W&M Featured Events
[PAST EVENT] Christopher Vendome, Computer Science - Oral Exam
Location
0248Abstract:
Software licensing determines how open source systems are reused, distributed, and modified from a legal perspective. While it facilitates rapid development, it can present difficulty for developers in understanding due to the legal language of these licenses. Because of misunderstandings, systems can incorporate licensed code in a way that violates the terms of the license. Such incompatibilities between licensing can result in the inability to reuse a particular library without either re-licensing the system or redesigning the architecture of the system. Prior efforts have predominantly focused on license identification or understanding the underlying phenomena without reasoning about compatibility in a broad scale.
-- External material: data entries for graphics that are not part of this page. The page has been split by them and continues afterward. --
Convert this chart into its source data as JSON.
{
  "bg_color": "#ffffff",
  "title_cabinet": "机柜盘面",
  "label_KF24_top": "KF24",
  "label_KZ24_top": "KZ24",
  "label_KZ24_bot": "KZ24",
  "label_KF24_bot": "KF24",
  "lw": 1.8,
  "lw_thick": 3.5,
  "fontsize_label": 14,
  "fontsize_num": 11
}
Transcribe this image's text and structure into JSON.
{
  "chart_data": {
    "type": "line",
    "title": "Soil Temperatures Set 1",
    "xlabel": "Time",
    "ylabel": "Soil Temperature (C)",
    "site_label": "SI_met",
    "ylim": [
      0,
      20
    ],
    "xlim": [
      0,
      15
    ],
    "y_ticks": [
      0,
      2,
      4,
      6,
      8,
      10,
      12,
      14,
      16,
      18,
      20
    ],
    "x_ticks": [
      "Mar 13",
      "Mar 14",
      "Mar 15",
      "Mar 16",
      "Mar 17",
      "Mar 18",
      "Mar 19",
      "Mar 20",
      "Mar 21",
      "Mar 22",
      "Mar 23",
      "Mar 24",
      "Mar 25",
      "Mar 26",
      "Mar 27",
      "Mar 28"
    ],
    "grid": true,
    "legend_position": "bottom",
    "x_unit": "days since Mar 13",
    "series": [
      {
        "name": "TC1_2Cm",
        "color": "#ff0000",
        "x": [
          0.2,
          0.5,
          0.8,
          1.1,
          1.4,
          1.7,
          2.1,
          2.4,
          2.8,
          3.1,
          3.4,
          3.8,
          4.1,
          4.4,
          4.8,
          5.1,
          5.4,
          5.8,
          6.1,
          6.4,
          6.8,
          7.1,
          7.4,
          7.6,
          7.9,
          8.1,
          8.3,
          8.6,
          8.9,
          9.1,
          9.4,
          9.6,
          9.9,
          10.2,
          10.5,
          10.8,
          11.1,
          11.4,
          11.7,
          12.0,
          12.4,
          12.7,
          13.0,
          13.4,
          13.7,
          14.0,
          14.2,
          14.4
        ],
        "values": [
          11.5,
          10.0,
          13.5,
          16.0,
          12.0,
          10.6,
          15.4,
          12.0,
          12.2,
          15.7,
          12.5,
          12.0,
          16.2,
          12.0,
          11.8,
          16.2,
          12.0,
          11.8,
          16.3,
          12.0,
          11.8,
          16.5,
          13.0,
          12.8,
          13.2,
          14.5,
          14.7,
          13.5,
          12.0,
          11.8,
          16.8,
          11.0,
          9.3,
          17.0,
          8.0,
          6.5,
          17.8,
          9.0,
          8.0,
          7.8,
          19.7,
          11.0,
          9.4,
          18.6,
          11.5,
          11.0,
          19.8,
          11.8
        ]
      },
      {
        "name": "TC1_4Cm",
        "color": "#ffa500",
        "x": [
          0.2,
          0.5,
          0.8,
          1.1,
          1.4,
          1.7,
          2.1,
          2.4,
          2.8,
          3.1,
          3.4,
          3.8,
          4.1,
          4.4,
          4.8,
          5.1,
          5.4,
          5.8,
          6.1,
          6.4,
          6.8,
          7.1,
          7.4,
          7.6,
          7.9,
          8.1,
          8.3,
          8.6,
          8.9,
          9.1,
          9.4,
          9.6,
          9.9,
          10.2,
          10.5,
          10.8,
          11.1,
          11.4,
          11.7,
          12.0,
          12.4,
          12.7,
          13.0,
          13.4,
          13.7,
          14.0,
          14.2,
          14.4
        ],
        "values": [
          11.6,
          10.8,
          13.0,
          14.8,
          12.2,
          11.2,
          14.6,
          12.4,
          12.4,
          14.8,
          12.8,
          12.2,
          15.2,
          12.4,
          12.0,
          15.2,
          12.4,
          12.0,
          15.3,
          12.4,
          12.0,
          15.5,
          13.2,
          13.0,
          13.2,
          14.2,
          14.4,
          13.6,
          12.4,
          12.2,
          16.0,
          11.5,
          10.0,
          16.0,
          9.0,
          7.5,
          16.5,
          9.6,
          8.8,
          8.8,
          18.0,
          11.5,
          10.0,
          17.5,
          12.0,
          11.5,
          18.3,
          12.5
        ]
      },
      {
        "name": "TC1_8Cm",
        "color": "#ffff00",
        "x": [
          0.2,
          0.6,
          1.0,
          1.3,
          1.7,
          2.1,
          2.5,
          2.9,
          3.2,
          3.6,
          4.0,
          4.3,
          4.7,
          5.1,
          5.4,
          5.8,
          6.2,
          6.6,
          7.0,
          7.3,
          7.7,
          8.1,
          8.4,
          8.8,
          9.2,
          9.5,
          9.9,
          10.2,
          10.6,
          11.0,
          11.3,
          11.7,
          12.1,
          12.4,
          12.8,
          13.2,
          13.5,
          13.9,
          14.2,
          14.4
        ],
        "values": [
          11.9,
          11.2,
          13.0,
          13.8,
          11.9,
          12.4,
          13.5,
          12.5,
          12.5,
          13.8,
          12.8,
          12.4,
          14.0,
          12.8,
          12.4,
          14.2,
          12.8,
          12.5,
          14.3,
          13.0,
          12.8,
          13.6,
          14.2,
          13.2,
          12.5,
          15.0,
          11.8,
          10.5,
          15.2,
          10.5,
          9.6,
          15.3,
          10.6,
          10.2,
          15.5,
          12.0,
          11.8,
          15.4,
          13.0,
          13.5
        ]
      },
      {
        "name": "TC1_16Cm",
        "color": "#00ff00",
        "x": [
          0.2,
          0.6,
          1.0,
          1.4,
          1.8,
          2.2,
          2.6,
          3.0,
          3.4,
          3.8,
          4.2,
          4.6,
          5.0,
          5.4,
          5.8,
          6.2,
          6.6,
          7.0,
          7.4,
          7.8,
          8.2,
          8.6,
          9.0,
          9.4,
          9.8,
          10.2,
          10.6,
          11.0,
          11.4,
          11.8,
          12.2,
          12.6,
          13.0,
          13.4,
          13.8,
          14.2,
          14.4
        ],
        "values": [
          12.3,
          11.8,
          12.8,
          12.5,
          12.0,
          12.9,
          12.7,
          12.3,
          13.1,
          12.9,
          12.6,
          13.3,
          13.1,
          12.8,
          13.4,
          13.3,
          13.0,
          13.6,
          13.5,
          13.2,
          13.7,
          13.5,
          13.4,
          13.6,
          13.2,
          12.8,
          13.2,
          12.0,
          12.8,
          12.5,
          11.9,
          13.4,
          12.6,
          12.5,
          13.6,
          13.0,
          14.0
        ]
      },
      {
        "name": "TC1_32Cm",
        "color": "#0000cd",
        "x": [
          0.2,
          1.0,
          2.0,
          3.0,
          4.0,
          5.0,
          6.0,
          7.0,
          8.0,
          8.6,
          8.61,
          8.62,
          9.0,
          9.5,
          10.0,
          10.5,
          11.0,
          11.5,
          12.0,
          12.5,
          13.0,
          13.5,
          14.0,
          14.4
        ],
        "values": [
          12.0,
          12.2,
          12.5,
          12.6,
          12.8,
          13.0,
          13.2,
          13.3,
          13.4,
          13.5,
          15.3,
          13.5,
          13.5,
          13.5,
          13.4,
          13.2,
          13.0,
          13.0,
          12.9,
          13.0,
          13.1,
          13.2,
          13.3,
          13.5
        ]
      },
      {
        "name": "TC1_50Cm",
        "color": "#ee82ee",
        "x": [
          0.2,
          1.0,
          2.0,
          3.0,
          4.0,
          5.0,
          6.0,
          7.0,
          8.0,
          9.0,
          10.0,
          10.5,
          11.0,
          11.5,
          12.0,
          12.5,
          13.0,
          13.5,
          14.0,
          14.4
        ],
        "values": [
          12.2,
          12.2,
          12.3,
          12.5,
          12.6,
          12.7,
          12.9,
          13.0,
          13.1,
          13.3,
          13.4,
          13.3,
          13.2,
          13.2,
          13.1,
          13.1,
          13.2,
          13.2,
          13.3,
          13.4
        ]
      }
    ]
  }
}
The work in this dissertation first investigates the rationale of developers and identifies that areas that developers struggle with respect to licensing. First, we investigate the diffusion of licenses and the prevalence of license changes in a large scale empirical study of 16,221 Java systems. We observed a clear lack of traceability and a lack of standardized licensing that led to difficulties and confusion for developers trying to reuse source code. We further investigated the difficulty by surveying the developers of the systems with license changes to understand why they first adopted a license and then changed licenses. Additionally, we identified key areas that developers struggled and needed support.
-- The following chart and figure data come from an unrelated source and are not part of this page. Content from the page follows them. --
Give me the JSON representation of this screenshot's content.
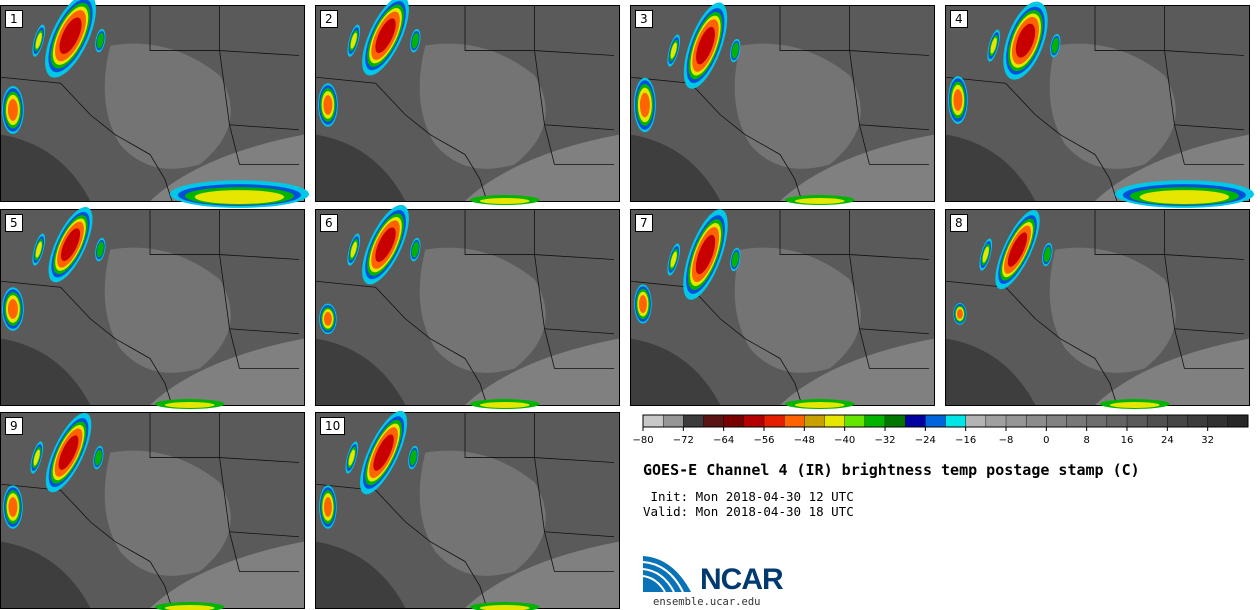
{
  "panels": [
    {
      "label": "1"
    },
    {
      "label": "2"
    },
    {
      "label": "3"
    },
    {
      "label": "4"
    },
    {
      "label": "5"
    },
    {
      "label": "6"
    },
    {
      "label": "7"
    },
    {
      "label": "8"
    },
    {
      "label": "9"
    },
    {
      "label": "10"
    }
  ],
  "colorbar": {
    "colors": [
      "#c8c8c8",
      "#969696",
      "#3c3c3c",
      "#5a1414",
      "#780000",
      "#b40000",
      "#e61e00",
      "#ff6400",
      "#c8a000",
      "#e6e600",
      "#64e600",
      "#00b400",
      "#007800",
      "#0000a0",
      "#0064dc",
      "#00e6e6",
      "#b4b4b4",
      "#a0a0a0",
      "#969696",
      "#8c8c8c",
      "#828282",
      "#787878",
      "#6e6e6e",
      "#646464",
      "#5a5a5a",
      "#505050",
      "#464646",
      "#3c3c3c",
      "#323232",
      "#282828"
    ],
    "ticks": [
      "−80",
      "−72",
      "−64",
      "−56",
      "−48",
      "−40",
      "−32",
      "−24",
      "−16",
      "−8",
      "0",
      "8",
      "16",
      "24",
      "32"
    ]
  },
  "title": "GOES-E Channel 4 (IR) brightness temp postage stamp (C)",
  "init": " Init: Mon 2018-04-30 12 UTC",
  "valid": "Valid: Mon 2018-04-30 18 UTC",
  "logo": {
    "text": "NCAR",
    "site": "ensemble.ucar.edu",
    "color": "#003a70"
  }
}
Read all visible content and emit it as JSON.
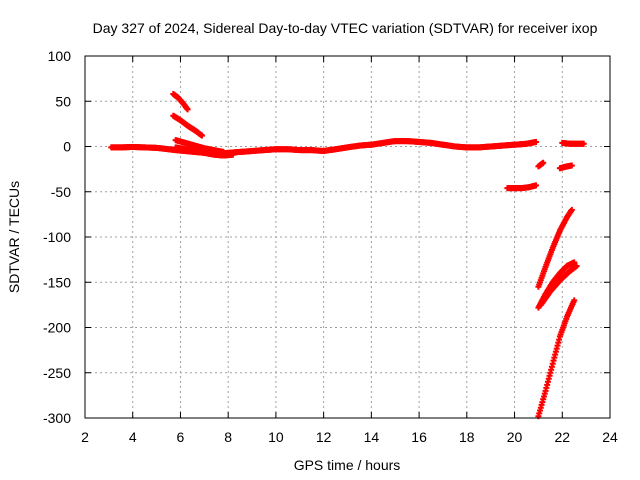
{
  "chart_data": {
    "type": "scatter",
    "title": "Day 327 of 2024, Sidereal Day-to-day VTEC variation (SDTVAR) for receiver ixop",
    "xlabel": "GPS time / hours",
    "ylabel": "SDTVAR / TECUs",
    "xlim": [
      2,
      24
    ],
    "ylim": [
      -300,
      100
    ],
    "xticks": [
      "2",
      "4",
      "6",
      "8",
      "10",
      "12",
      "14",
      "16",
      "18",
      "20",
      "22",
      "24"
    ],
    "yticks": [
      "100",
      "50",
      "0",
      "-50",
      "-100",
      "-150",
      "-200",
      "-250",
      "-300"
    ],
    "grid": true,
    "marker": "plus",
    "color": "#ff0000",
    "series": [
      {
        "name": "main-trace",
        "points": [
          [
            3.1,
            -1
          ],
          [
            3.5,
            -1
          ],
          [
            4.0,
            -0.5
          ],
          [
            4.5,
            -1
          ],
          [
            5.0,
            -1.5
          ],
          [
            5.5,
            -3
          ],
          [
            5.8,
            -4
          ],
          [
            6.2,
            -5
          ],
          [
            6.6,
            -6
          ],
          [
            7.0,
            -7
          ],
          [
            7.5,
            -8
          ],
          [
            8.0,
            -7
          ],
          [
            8.5,
            -6
          ],
          [
            9.0,
            -5
          ],
          [
            9.5,
            -4
          ],
          [
            10.0,
            -3
          ],
          [
            10.5,
            -3
          ],
          [
            11.0,
            -4
          ],
          [
            11.5,
            -4
          ],
          [
            12.0,
            -5
          ],
          [
            12.5,
            -3
          ],
          [
            13.0,
            -1
          ],
          [
            13.5,
            1
          ],
          [
            14.0,
            2
          ],
          [
            14.5,
            4
          ],
          [
            15.0,
            6
          ],
          [
            15.5,
            6
          ],
          [
            16.0,
            5
          ],
          [
            16.5,
            4
          ],
          [
            17.0,
            2
          ],
          [
            17.5,
            0
          ],
          [
            18.0,
            -1
          ],
          [
            18.5,
            -1
          ],
          [
            19.0,
            0
          ],
          [
            19.5,
            1
          ],
          [
            20.0,
            2
          ],
          [
            20.5,
            3
          ],
          [
            20.9,
            5
          ]
        ]
      },
      {
        "name": "arc-1",
        "points": [
          [
            5.7,
            58
          ],
          [
            5.9,
            54
          ],
          [
            6.1,
            48
          ],
          [
            6.3,
            41
          ]
        ]
      },
      {
        "name": "arc-2",
        "points": [
          [
            5.7,
            34
          ],
          [
            6.0,
            29
          ],
          [
            6.3,
            23
          ],
          [
            6.6,
            18
          ],
          [
            6.9,
            12
          ]
        ]
      },
      {
        "name": "arc-3",
        "points": [
          [
            5.8,
            7
          ],
          [
            6.2,
            4
          ],
          [
            6.6,
            1
          ],
          [
            7.0,
            -2
          ],
          [
            7.4,
            -4
          ],
          [
            7.8,
            -6
          ]
        ]
      },
      {
        "name": "arc-4",
        "points": [
          [
            5.8,
            -1
          ],
          [
            6.2,
            -3
          ],
          [
            6.6,
            -5
          ],
          [
            7.0,
            -7
          ],
          [
            7.4,
            -9
          ],
          [
            7.8,
            -10
          ],
          [
            8.2,
            -9
          ]
        ]
      },
      {
        "name": "late-flat",
        "points": [
          [
            19.7,
            -46
          ],
          [
            20.0,
            -46
          ],
          [
            20.3,
            -46
          ],
          [
            20.6,
            -45
          ],
          [
            20.9,
            -43
          ]
        ]
      },
      {
        "name": "late-short-1",
        "points": [
          [
            21.0,
            -22
          ],
          [
            21.2,
            -18
          ]
        ]
      },
      {
        "name": "late-short-2",
        "points": [
          [
            21.9,
            -24
          ],
          [
            22.2,
            -22
          ],
          [
            22.4,
            -21
          ]
        ]
      },
      {
        "name": "late-top",
        "points": [
          [
            22.0,
            4
          ],
          [
            22.3,
            3
          ],
          [
            22.6,
            3
          ],
          [
            22.9,
            3
          ]
        ]
      },
      {
        "name": "drop-1",
        "points": [
          [
            21.0,
            -155
          ],
          [
            21.3,
            -133
          ],
          [
            21.6,
            -112
          ],
          [
            21.9,
            -93
          ],
          [
            22.2,
            -78
          ],
          [
            22.4,
            -70
          ]
        ]
      },
      {
        "name": "drop-2",
        "points": [
          [
            21.0,
            -178
          ],
          [
            21.3,
            -163
          ],
          [
            21.6,
            -150
          ],
          [
            21.9,
            -140
          ],
          [
            22.2,
            -132
          ],
          [
            22.5,
            -128
          ]
        ]
      },
      {
        "name": "drop-3",
        "points": [
          [
            21.1,
            -175
          ],
          [
            21.5,
            -160
          ],
          [
            21.9,
            -148
          ],
          [
            22.3,
            -138
          ],
          [
            22.6,
            -132
          ]
        ]
      },
      {
        "name": "drop-4",
        "points": [
          [
            21.0,
            -298
          ],
          [
            21.3,
            -270
          ],
          [
            21.6,
            -240
          ],
          [
            21.9,
            -210
          ],
          [
            22.2,
            -188
          ],
          [
            22.5,
            -170
          ]
        ]
      }
    ]
  }
}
While developers need support to identify license incompatibilities and understand both the cause and implications of the incompatibilities, we observed that state-of-the-art license identification tools did not identify license exceptions. Since these exceptions directly modify the license terms (either the permissions granted by the license or the restrictions imposed by the license), we proposed an approach to complement current license identification techniques in order to classify license exceptions. The approach relies on supervised machine learners to classify the licensing text to identify the particular license exceptions or the lack of a license exception.
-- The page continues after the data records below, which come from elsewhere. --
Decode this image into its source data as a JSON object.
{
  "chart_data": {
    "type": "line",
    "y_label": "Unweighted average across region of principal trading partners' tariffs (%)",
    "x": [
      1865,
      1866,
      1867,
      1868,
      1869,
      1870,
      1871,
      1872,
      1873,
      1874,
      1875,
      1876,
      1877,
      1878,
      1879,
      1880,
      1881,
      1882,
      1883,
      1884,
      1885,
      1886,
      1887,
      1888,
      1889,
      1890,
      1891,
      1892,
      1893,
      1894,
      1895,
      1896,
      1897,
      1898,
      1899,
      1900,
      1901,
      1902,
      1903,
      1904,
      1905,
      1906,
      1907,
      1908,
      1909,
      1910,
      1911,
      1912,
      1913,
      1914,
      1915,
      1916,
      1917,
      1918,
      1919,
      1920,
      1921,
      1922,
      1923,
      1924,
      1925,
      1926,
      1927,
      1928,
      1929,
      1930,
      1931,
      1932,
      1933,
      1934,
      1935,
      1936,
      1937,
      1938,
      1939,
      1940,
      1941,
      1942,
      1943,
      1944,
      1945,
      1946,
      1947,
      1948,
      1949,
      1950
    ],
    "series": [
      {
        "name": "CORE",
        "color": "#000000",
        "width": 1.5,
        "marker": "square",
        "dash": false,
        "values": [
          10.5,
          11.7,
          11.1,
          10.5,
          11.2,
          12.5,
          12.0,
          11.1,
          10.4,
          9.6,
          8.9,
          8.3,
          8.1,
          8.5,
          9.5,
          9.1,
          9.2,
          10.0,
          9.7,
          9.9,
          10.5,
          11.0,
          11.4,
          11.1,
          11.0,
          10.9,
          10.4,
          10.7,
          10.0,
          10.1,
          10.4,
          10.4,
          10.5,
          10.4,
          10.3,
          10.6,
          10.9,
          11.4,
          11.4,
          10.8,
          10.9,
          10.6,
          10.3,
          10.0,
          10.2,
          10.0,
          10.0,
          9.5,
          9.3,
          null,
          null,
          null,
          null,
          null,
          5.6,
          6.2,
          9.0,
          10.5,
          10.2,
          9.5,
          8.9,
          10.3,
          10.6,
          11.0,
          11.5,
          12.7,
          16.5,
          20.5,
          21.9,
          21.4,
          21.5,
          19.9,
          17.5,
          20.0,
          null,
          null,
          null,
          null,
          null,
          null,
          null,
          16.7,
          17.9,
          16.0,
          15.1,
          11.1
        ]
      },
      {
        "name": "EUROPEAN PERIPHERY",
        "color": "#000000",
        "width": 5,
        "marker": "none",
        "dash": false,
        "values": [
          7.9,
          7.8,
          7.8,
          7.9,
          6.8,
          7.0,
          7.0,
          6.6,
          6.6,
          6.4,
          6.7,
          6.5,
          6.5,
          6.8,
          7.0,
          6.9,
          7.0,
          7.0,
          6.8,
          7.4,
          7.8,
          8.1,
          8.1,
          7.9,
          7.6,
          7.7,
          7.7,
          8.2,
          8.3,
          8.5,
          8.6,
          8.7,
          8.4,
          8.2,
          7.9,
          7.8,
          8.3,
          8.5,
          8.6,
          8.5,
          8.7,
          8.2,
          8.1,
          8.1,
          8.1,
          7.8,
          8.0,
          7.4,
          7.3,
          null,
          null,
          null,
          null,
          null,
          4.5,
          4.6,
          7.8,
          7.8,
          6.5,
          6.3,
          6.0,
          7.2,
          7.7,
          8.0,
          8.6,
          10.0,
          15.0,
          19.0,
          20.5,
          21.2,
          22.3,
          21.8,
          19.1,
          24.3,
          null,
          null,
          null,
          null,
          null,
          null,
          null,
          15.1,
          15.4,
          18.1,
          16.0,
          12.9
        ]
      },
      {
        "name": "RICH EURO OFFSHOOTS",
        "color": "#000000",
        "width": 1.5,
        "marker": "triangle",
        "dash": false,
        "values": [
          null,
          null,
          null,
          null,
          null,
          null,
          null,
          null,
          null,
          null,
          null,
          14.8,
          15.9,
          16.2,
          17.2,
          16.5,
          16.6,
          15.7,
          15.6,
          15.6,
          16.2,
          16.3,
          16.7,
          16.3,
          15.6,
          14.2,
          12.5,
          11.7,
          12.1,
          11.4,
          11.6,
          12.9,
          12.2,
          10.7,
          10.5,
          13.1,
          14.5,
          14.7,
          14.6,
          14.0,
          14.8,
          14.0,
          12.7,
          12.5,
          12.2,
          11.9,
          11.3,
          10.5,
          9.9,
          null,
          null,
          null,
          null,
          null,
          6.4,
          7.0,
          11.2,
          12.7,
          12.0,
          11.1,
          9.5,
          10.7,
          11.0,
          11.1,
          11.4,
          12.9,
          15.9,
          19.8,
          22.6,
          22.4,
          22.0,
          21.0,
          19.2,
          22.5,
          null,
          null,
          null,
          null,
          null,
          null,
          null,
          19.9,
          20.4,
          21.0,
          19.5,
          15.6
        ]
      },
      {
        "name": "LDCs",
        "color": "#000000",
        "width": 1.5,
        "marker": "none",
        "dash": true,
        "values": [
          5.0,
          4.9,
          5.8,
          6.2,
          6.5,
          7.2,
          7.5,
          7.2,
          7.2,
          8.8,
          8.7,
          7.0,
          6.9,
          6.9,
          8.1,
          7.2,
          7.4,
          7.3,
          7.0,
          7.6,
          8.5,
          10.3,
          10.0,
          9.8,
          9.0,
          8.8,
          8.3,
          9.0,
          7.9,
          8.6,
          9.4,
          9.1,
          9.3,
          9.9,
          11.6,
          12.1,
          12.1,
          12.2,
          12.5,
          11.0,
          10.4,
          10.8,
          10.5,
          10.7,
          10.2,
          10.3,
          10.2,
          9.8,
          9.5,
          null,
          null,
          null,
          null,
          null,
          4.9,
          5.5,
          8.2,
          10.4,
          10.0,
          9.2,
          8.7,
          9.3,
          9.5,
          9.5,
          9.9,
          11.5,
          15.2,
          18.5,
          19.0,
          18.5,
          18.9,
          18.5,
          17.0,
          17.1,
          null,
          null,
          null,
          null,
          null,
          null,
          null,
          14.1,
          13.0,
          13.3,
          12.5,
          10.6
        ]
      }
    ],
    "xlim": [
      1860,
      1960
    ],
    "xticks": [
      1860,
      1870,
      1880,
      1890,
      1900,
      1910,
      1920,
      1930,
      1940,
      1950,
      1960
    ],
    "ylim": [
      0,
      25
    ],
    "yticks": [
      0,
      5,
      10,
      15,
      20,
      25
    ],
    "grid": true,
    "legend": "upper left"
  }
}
Subsequently, we present our proposed research plan of ensuring license compliance of a system. Our research incorporates techniques from information retrieval, code search, mining software repositories, and previous work on licensing. Our work focuses on the development of a license compliance engine. This engine will not only identify license incompatibilities but it will also recommend strategies for developers to fix the incompatible components to ensure license compliance. Our research aims then to address both the analysis of licenses across dependencies and creating license traceability of byte-code (i.e. provenance). The component will allow us to extend our compliance to include binaries.
Bio:
Christopher Vendome is a Ph.D. student at William & Mary. He is a member of the SEMERU Research Group and is advised by Dr. Denys Poshyvanyk. He received a B.S. in Computer Science from Emory University in 2012 and he received his M.S. in Computer Science from College of William & Mary in 2014. His main research areas are software maintenance and evolution, mining software repositories, software provenance, and software licensing.